Well, I came out here and lived in Weiser in a one bedroom, not a one bedroom but a one room cabin with a small kitchen, no bathroom, and my wife had two hot plates, I mean, two burner hot plates. One of them didn't work. Eventually, she got so that she was cooking for seven or eight of us because I had a contract to farm. I had workers come to camp to live, so my wife cooked for seven or eight of us. And some other people didn't, bachelors were there, so not one burner hot plate and no place to eat it. They had to eat in, I don't remember where we ate now, but that type of a deal. And then the local laundry in Weiser said, "George," he said, "Well, by golly, you know, you folks are hardworking people and how about recruiting some more help for me from Tule Lake?" And he said, "I'll drive you down there. You go with me. We'll go down there and recruit." And I said, "Well, okay." So we went down and recruited more labor to come out here to Weiser to work which panned out quite well.
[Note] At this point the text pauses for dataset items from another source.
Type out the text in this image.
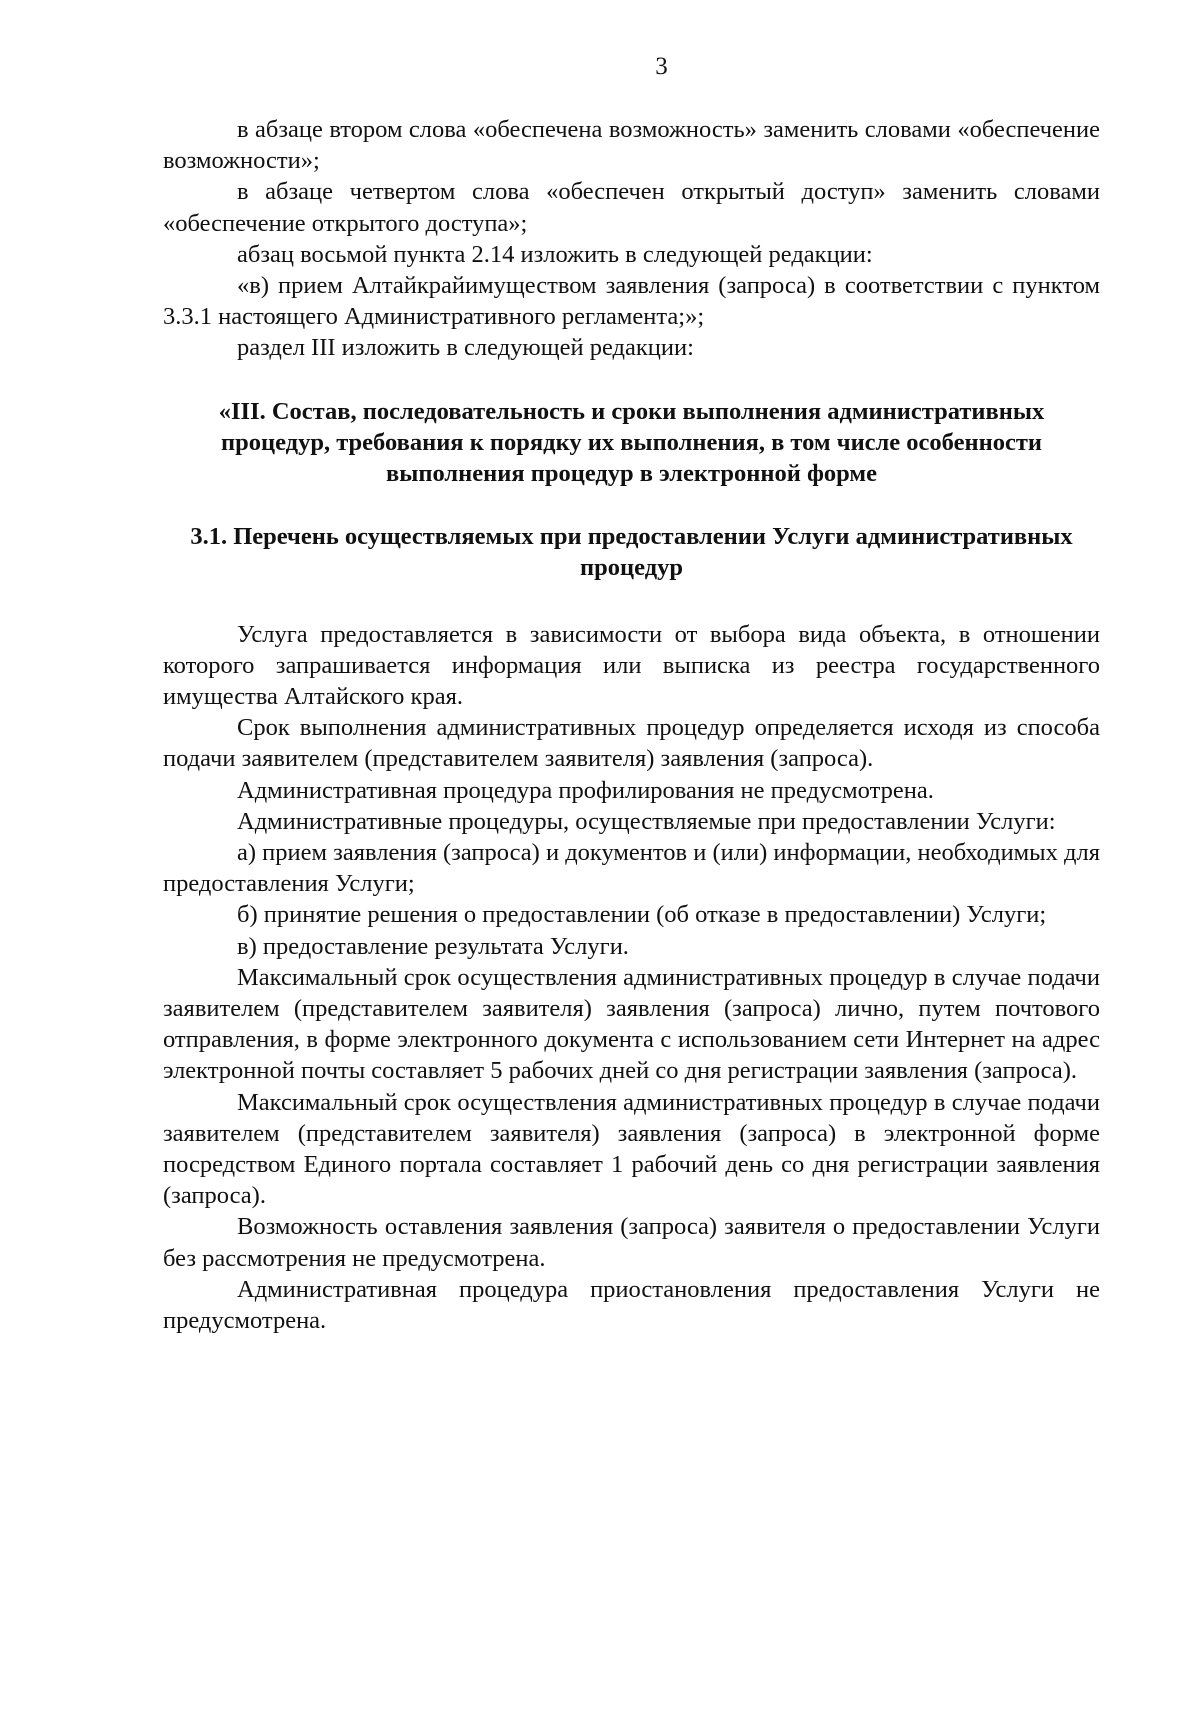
3

в абзаце втором слова «обеспечена возможность» заменить словами «обеспечение возможности»;

в абзаце четвертом слова «обеспечен открытый доступ» заменить словами «обеспечение открытого доступа»;

абзац восьмой пункта 2.14 изложить в следующей редакции:

«в) прием Алтайкрайимуществом заявления (запроса) в соответствии с пунктом 3.3.1 настоящего Административного регламента;»;

раздел III изложить в следующей редакции:

«III. Состав, последовательность и сроки выполнения административных процедур, требования к порядку их выполнения, в том числе особенности выполнения процедур в электронной форме

3.1. Перечень осуществляемых при предоставлении Услуги административных процедур

Услуга предоставляется в зависимости от выбора вида объекта, в отношении которого запрашивается информация или выписка из реестра государственного имущества Алтайского края.

Срок выполнения административных процедур определяется исходя из способа подачи заявителем (представителем заявителя) заявления (запроса).

Административная процедура профилирования не предусмотрена.

Административные процедуры, осуществляемые при предоставлении Услуги:

а) прием заявления (запроса) и документов и (или) информации, необходимых для предоставления Услуги;

б) принятие решения о предоставлении (об отказе в предоставлении) Услуги;

в) предоставление результата Услуги.

Максимальный срок осуществления административных процедур в случае подачи заявителем (представителем заявителя) заявления (запроса) лично, путем почтового отправления, в форме электронного документа с использованием сети Интернет на адрес электронной почты составляет 5 рабочих дней со дня регистрации заявления (запроса).

Максимальный срок осуществления административных процедур в случае подачи заявителем (представителем заявителя) заявления (запроса) в электронной форме посредством Единого портала составляет 1 рабочий день со дня регистрации заявления (запроса).

Возможность оставления заявления (запроса) заявителя о предоставлении Услуги без рассмотрения не предусмотрена.

Административная процедура приостановления предоставления Услуги не предусмотрена.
But these guys that were in camp that had give us trouble, enough time had elapsed, he said, he's coming on, "George, well, we heard you're having a tough time out there." "Oh yeah, it's tough," I says. "Hell, we get to go uptown and buy whiskey if we want, and we'd go to any grocery store we want, and we do this and that. Yeah, it's awful tough out there." Oh, it's like that, you know. You see, they were envious of what they had passed up. They couldn't leave now. They were all tied there.